En la edición del 29 de junio de 1972 este periódico les contó a sus lectores sobre la llegada del primer barril de petróleo a Quito. Debe haber sido todo un acontecimiento. Al parecer la ocasión ameritó mucha pompa y circunstancia y la ya clásica trilogía: patria, desfile y dignidad.

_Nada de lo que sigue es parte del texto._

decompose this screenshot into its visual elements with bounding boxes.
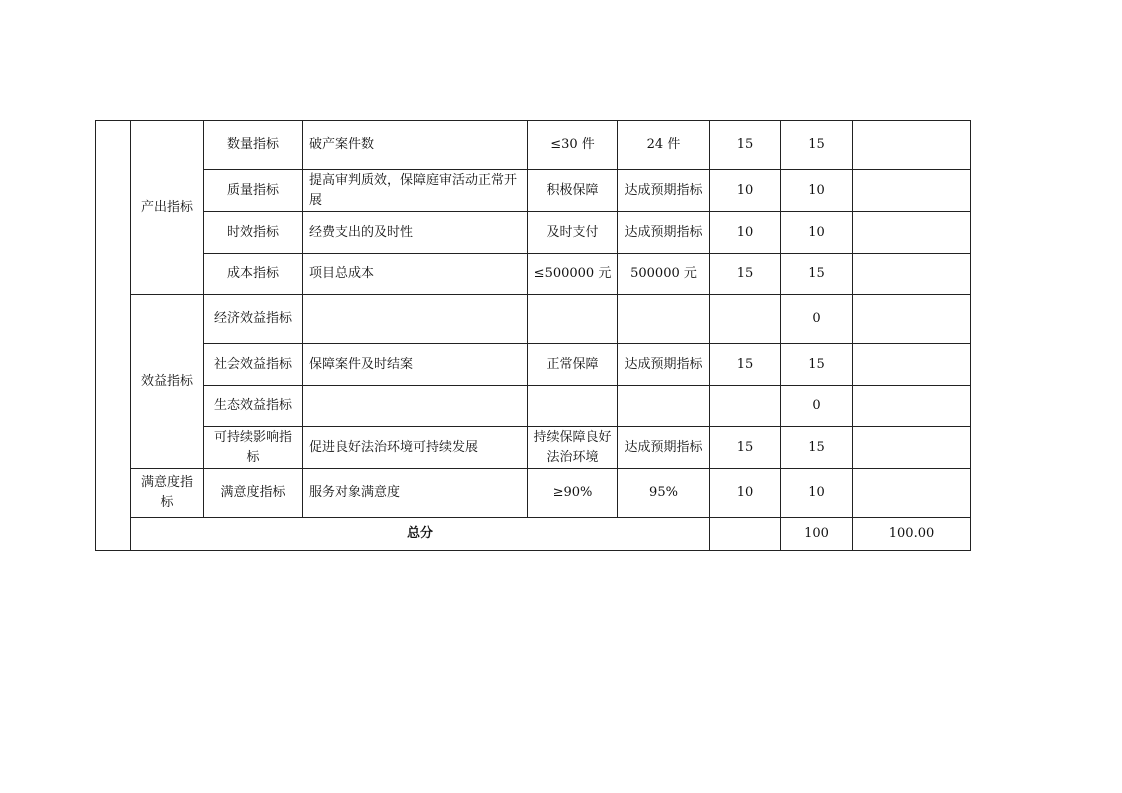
content-cell: 保障案件及时结案 [303,344,528,386]
target-cell: ≥90% [528,469,618,518]
table-row [96,212,971,254]
actual-cell [618,295,710,344]
table-row [96,344,971,386]
weight-cell: 10 [710,170,781,212]
total-label: 总分 [131,518,710,551]
total-actual-cell [710,518,781,551]
weight-cell [710,295,781,344]
note-cell [853,427,971,469]
note-cell [853,295,971,344]
actual-cell: 达成预期指标 [618,427,710,469]
actual-cell [618,386,710,427]
group-cell-satisfaction: 满意度指标 [131,469,204,518]
table-row [96,469,971,518]
table-row [96,121,971,170]
group-cell-benefit: 效益指标 [131,295,204,469]
outer-blank-cell [96,121,131,551]
sub-indicator-cell: 满意度指标 [204,469,303,518]
weight-cell [710,386,781,427]
table-row [96,386,971,427]
actual-cell: 500000 元 [618,254,710,295]
note-cell [853,121,971,170]
total-weight-cell: 100 [781,518,853,551]
sub-indicator-cell: 成本指标 [204,254,303,295]
actual-cell: 达成预期指标 [618,344,710,386]
sub-indicator-cell: 时效指标 [204,212,303,254]
sub-indicator-cell: 数量指标 [204,121,303,170]
content-cell [303,386,528,427]
note-cell [853,469,971,518]
note-cell [853,212,971,254]
target-cell [528,295,618,344]
target-cell: 正常保障 [528,344,618,386]
score-cell: 15 [781,427,853,469]
content-cell: 项目总成本 [303,254,528,295]
weight-cell: 10 [710,469,781,518]
target-cell: 及时支付 [528,212,618,254]
target-cell: ≤500000 元 [528,254,618,295]
target-cell: ≤30 件 [528,121,618,170]
content-cell [303,295,528,344]
note-cell [853,386,971,427]
total-row [96,518,971,551]
target-cell: 持续保障良好法治环境 [528,427,618,469]
score-cell: 10 [781,212,853,254]
weight-cell: 10 [710,212,781,254]
sub-indicator-cell: 经济效益指标 [204,295,303,344]
sub-indicator-cell: 社会效益指标 [204,344,303,386]
weight-cell: 15 [710,427,781,469]
content-cell: 破产案件数 [303,121,528,170]
target-cell [528,386,618,427]
score-cell: 15 [781,121,853,170]
target-cell: 积极保障 [528,170,618,212]
content-cell: 促进良好法治环境可持续发展 [303,427,528,469]
score-cell: 0 [781,386,853,427]
weight-cell: 15 [710,121,781,170]
table-row [96,170,971,212]
table-row [96,427,971,469]
score-cell: 10 [781,469,853,518]
content-cell: 提高审判质效，保障庭审活动正常开展 [303,170,528,212]
score-cell: 15 [781,254,853,295]
content-cell: 经费支出的及时性 [303,212,528,254]
total-score-cell: 100.00 [853,518,971,551]
weight-cell: 15 [710,254,781,295]
score-cell: 15 [781,344,853,386]
actual-cell: 达成预期指标 [618,170,710,212]
score-cell: 0 [781,295,853,344]
actual-cell: 达成预期指标 [618,212,710,254]
note-cell [853,170,971,212]
actual-cell: 95% [618,469,710,518]
weight-cell: 15 [710,344,781,386]
table-row [96,295,971,344]
group-cell-output: 产出指标 [131,121,204,295]
sub-indicator-cell: 可持续影响指标 [204,427,303,469]
performance-indicator-table [95,120,971,551]
note-cell [853,254,971,295]
table-row [96,254,971,295]
content-cell: 服务对象满意度 [303,469,528,518]
note-cell [853,344,971,386]
actual-cell: 24 件 [618,121,710,170]
sub-indicator-cell: 生态效益指标 [204,386,303,427]
score-cell: 10 [781,170,853,212]
sub-indicator-cell: 质量指标 [204,170,303,212]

Así, EL COMERCIO informó sobre la ceremonia de traslado de los barriles al Colegio Militar Eloy Alfaro de la capital y que “durante el trayecto centenares de personas llenaron pequeños frascos con petróleo, mientras otras empapaban pañuelos, corbatas, papeles o se mojaban las manos con el oro negro”. Y, claro, la crónica sigue: delegaciones de estudiantes, soldados y campesinos acompañaron a los miembros de la Fuerza Terrestre (que custodiaban los barriles). La procesión -según parece- se demoró cerca de dos horas en cruzar Quito “en medio del júbilo y aplausos de los espectadores que se ubicaron a lo largo del recorrido”. (La fuente es el libro “Testigo del siglo” que este periódico publicó en 2006, año de su centenario) .
Cuarenta y tantos años después la circunstancia sigue siendo incómodamente familiar: el barril de petróleo como fetiche, a medio camino entre un talismán y un ídolo. La dependencia casi absoluta del petróleo y, soberanías aparte, de su precio en el mercado internacional. La República del Ecuador, a mucha honra fundada en 1830, parece que ha sido, es y será un país petrolero. Cuarenta y tantos años después la escena invita a que nos rasquemos la cabeza y nos preguntemos si esta obstinada insistencia en el modelo petrolero no es una contradicción flagrante con la anunciada revolución en marcha. ¿Qué hay de revolucionario en renovar la hipoteca abierta hidrocarburífera, a contrapelo del discurso, en absoluta negación del “proyecto”? ¿Qué hay de progresista en perpetuar nuestro anclaje al crudo? Más bien la profundización de la economía petrolera abona en favor de quienes argumentan que aquí no hay revolución: lo que existe es, más bien, regresión, el blindaje y la restauración de lo que -se cree- son nuestros valores más fundamentales. No hay que ser muy inteligente para darse cuenta de que, detrás de los decorados teatrales, a pesar de la propaganda y sin perjuicio de los discursos, acá hay un régimen profundamente conservador y tradicional.
Tampoco hay nada muy novedoso que digamos en materia de resguardo y prolongación del poder: todavía aplican los viejos preceptos de divide y conquistarás, no hay mejor argumento que una buena turba y más garrote que zanahoria. Es la reedición (muchas veces calcada y rejuvenecida) de los ya clásicos modelos absorbentes, aunque con un toque contemporáneo y refrendados de vez en cuando en las urnas. Es la reiteración (aunque a veces la amnesia nos ronde) de los añejos modelos de un Gobierno fuerte que impone el orden, con la renovación de la suscripción al ya conocido aroma de petróleo. Vayan sacándole brillo a sus barriles.